A temporary decrease in blood flow to the heart leads to angina.
Take immediate action. There are many people who wait too long because they fail to recognize the important signs and symptoms.
Do not hesitate to seek medical attention if you suspect you are having a heart attack.
Call 911 or your local emergency number right away.
You should have someone drive you to the nearest hospital if you do not have access to emergency medical services.
If you have no other choice, drive yourself. You and others are at risk if you drive yourself while your condition worsens.
You should seek emergency medical attention if you see someone unconscious and believe they are having a heart attack.

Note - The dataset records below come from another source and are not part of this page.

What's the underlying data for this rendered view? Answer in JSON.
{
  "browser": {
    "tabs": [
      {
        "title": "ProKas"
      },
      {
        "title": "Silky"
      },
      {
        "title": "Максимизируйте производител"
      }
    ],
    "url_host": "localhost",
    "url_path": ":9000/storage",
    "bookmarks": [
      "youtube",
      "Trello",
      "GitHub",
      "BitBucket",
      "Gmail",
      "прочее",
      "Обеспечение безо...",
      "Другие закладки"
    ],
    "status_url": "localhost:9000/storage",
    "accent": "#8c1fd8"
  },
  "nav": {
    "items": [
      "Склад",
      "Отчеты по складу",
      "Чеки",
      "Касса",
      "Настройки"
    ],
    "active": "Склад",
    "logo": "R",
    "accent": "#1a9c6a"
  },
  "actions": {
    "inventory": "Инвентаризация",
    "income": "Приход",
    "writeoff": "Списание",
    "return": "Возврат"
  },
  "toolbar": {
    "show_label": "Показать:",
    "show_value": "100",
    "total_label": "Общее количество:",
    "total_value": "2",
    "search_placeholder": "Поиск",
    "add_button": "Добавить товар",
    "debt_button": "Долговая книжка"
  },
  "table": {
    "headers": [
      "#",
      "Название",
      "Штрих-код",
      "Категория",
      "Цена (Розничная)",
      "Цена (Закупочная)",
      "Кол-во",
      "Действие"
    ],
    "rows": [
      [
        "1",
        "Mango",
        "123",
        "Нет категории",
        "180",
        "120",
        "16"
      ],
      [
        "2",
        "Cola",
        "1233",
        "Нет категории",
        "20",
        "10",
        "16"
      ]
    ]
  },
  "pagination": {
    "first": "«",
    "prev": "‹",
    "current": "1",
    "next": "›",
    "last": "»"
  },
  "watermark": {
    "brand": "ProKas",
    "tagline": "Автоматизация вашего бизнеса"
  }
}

Make sure the person is breathing and has a pulse. If the person isn’t breathing or doesn’t have a pulse, then you should begin CPR.
You should apply pressure to the person’s chest in a pretty rapid rhythm – about 100 to 120 compressions per minute.
If you haven’t been trained in CPR, only perform chest compressions.
If you have been trained in CPR, you can move on to opening the airway and restoring breathing.
A heart attack can cause pressure, tightness, pain, or a squeezing or aching sensation in your chest, arms, or neck that may spread to your neck, jaw, or back, as well as nausea, indigestion, heartburn, and shortness of breath.
Heart attacks can be treated effectively, especially if medical attention is received immediately.
Nowadays, heart attacks have a 90% survival rate.
This is because doctors can diagnose and treat heart attacks much more easily now.
For this reason, you should seek medical help immediately.
Any condition that makes your artery walls weak may lead to one.
High blood pressure and atherosclerosis are the two most common causes.
Aneurysms can also be caused by deep wounds and infections.
Some people are born with weak arteries.
Medical attention is needed immediately.
A ruptured brain aneurysm is often described as the most severe headache of a person’s life.
It often occurs suddenly and lasts for days.
Heart failure is classified into four stages: A, B, C, and D. Stages A, B, and C are at highest risk of developing heart failure, while stage D is more advanced.
The most common form of heart disease and the main cause of heart failure is coronary artery disease.
Fat deposits build up in the arteries, reducing blood flow and causing heart attacks.
When a coronary artery becomes totally blocked, a heart attack occurs suddenly.